ALBANY – Led by State Senator James Skoufis (D, Cornwall), a group of lawmakers will introduce legislation for the state to fund Wi-Fi access for all people living in state-operated group homes and living facilities.
Skoufis said it would cost under $1 million per year to fund the program. He has unsuccessfully asked the state’s Office for People with Developmental Disabilities to provide the money.
“To not provide internet to be able to talk with on Facetime or Zoom with loved ones. Not to be able to potentially provide the resources necessary for those who are in school to be able to get an education. To not provide internet for telemedicine. A lot of these residents can’t get to a doctor’s office,” he said.

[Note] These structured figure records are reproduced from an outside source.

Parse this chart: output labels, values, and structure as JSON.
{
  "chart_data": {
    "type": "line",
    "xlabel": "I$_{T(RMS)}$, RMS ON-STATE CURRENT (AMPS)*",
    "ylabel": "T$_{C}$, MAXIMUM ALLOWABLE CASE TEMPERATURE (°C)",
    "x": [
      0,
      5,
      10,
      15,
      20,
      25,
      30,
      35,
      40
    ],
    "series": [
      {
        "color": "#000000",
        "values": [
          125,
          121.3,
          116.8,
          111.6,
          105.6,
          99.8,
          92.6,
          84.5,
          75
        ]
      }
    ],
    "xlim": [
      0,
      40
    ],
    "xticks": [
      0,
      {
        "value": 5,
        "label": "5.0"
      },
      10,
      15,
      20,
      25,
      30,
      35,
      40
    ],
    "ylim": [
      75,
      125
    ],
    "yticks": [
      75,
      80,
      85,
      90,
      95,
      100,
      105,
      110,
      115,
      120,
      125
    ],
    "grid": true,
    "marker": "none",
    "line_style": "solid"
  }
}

Assemblywoman Aileen Gunther (D, Forestburgh), chairwoman of the Committee on Mental Health, said it is “absurd” that the state is not providing free Wi-Fi for their residents. “Some families haven’t seen their loved ones in nearly a year and internet may be their only way of connecting.”
“In a COVID world, internet access is the lifeline for people with disabilities to be part of the resident of the community,” said Assemblyman Thomas Abinanti (D, Tarrytown), chairman of the Committee on Disabilities.
Doug Hovey, president and CEO of Independent living, Inc., headquartered in Newburgh, said he “can’t think of anything more important than being able to communicate with our families and loved ones especially during the pandemic.